First 30 to apply. Begin reviewing applications in March.
Cost:
Full scholarships to first 30 North Carolina participants to sign up. Includes registration, all materials, room, breakfast and lunch each day, and dinner the first two evenings. Cost for out of state participants is $400 unless in-state slots are not filled.
International Seminar: "Teaching the Shoah and Antisemitism"

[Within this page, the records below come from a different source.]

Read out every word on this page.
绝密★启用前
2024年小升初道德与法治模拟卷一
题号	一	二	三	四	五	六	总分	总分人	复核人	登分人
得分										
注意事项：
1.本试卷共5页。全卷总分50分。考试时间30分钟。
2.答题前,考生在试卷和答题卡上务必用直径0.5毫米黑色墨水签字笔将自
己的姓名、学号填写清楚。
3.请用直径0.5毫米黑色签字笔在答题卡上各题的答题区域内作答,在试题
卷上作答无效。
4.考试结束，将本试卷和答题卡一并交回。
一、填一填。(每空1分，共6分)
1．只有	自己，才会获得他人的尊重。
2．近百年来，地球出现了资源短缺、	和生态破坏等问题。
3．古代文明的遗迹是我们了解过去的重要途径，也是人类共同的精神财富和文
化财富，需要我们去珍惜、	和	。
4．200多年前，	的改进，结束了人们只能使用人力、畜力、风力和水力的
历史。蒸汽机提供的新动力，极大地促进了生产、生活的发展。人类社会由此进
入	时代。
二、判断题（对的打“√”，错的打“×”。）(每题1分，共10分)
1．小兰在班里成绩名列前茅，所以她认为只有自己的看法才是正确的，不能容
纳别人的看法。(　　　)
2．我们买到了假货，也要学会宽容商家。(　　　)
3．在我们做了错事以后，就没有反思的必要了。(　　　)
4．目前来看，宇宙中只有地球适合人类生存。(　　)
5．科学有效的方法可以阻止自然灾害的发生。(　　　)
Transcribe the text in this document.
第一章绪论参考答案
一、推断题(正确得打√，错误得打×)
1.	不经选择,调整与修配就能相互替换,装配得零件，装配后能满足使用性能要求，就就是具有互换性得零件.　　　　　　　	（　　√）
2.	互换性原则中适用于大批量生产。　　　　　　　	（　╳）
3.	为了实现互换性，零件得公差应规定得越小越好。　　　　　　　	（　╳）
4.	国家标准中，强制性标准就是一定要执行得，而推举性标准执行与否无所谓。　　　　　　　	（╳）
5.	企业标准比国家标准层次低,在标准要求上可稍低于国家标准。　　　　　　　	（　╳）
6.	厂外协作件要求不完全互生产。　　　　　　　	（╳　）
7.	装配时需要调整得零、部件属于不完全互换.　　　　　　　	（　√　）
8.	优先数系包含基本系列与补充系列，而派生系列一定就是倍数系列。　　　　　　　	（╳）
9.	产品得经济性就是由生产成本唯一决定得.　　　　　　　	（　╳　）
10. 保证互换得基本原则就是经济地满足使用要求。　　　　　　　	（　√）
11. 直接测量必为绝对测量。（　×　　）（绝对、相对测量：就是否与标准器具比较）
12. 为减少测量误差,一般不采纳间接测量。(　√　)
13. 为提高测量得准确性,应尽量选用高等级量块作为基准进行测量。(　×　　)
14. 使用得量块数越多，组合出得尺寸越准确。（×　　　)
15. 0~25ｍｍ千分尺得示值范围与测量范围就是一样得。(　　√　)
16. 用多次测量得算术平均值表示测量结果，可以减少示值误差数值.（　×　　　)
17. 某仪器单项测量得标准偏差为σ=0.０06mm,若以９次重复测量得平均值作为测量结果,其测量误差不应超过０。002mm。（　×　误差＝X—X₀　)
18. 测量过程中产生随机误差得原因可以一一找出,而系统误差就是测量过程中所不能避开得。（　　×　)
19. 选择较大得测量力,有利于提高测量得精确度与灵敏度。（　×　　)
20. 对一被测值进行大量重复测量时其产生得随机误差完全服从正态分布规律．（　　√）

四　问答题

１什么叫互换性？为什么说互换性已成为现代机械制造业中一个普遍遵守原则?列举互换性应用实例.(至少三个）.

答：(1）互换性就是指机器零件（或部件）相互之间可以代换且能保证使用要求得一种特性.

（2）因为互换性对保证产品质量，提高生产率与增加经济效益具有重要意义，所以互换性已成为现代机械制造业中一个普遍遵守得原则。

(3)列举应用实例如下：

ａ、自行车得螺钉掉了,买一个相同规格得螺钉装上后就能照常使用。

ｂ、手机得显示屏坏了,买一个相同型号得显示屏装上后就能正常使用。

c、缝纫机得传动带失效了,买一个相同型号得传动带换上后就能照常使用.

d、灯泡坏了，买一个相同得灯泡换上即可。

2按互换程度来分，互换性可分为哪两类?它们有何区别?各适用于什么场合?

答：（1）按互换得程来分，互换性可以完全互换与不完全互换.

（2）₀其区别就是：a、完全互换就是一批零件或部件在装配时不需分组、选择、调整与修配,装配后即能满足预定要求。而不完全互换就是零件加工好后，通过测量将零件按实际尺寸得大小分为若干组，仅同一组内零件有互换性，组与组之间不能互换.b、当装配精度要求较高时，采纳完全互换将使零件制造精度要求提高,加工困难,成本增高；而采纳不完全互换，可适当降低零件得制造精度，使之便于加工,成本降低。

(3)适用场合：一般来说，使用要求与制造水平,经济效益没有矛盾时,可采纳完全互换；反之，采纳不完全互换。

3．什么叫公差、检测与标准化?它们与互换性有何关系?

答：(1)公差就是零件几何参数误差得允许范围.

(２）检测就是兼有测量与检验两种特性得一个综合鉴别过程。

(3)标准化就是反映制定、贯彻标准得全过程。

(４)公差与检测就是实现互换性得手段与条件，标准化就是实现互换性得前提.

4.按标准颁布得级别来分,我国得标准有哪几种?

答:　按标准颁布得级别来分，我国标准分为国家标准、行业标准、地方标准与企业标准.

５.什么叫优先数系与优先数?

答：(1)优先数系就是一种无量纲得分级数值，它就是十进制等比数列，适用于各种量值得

Our seminar convenes six full days a week – Sunday to Thursday, from 08:30-5:00 and on Friday, lectures will end at 2:00, or there may be optional tours. The seminar is both physically and emotionally taxing, and we shall do our utmost to assist participants in coping with the various aspects of it. A typical day’s activities include lectures, pedagogic workshops, group discussions, survivor testimonies and film. Hours are long and the materials presented – much of it highly academic and of pedagogic importance – requires a high degree of concentration. Participants are therefore obligated to prepare themselves adequately by reading as much background materials as possible. Recommended reading materials will be sent to the participant on acceptance to the seminar.
Requirements:
For dedicated teachers planning to teach or currently teaching the Holocaust. In order to be eligible for BHEC Scholarship, teacher must have attended a minimum of two (2) previous national Holocaust workshops.
Location:
Jerusalem, Israel
Accommodations:
Hotel paid by attendee. Approximately $95/day
(single) or $45/day (double). Cost includes breakfast.
Dates:
Winter Seminar: January 6, 2008 - January 24, 2008 Summer Seminar: July 13, 2008 - July 31, 2008
Winter Seminar: October 15, 2007
Summer Seminar: April 15, 2008
Cost:
$750 + $50.00 non-refundable application fee. Some scholarships available.
Jewish Educators Seminar:
“Teaching the Shoah, Antisemitism and Contemporary Israel" The seminar will feature academic lectures by leading scholars and educational experts from Yad Vashem and Israeli universities in order to provide the participants with historical knowledge in the field of the Holocaust. Special attention will be given to widening the participants' knowledge on pre-Holocaust Jewry and Jewish responses during Nazi occupation. The program will also discuss issues of
contemporary antisemitism; uses of survivor testimony; interdisciplinary teaching approaches; age-appropriate methodology; and the impact of the Holocaust on the Jewish world and its effects on Western civilization. Special workshops and discussion groups will enable participants to explore educational issues, pedagogical theories and practical applications in Jewish educational frameworks.
Requirements:
The seminar is open to Jewish educators working in Jewish day schools. Upon return to their respective schools, participants will be expected to implement a number of Holocaust education projects, such as coordinating ceremonies, teacher-training workshops, etc. They also must inform Yad Vashem of their endeavors. Maximum of 30 participants.
Location:
Jerusalem, Israel
Accommodations:
Hotel paid for by Yad Vashem, double occupancy.
Dates:
Winter Seminar: December 21, 2007- January 6, 2008 Summer Seminar: August 3, 2008 – August 21, 2008
Holocaust & Jewish Resistance Teachers Program A summer study program in Poland and Israel for U.S. secondary school teachers. Three-week seminar includes education activities in Poland and Israel with the participation of scholars from Israel’s Yad Vashem in Jerusalem and the Study Center of the Ghetto Fighters’ House at Kibbutz Lohamei HaGeta’ot.
Requirements:
Secondary school teacher.
Location:
Poland and Israel.
Accommodations:
Hotel per conference recommendation; included in fee.
Includes round-trip travel from New York, trips to historic sites, hotel accommodations (2 to a room) and 2 meals daily. Payment is expected immediately upon notification of acceptance.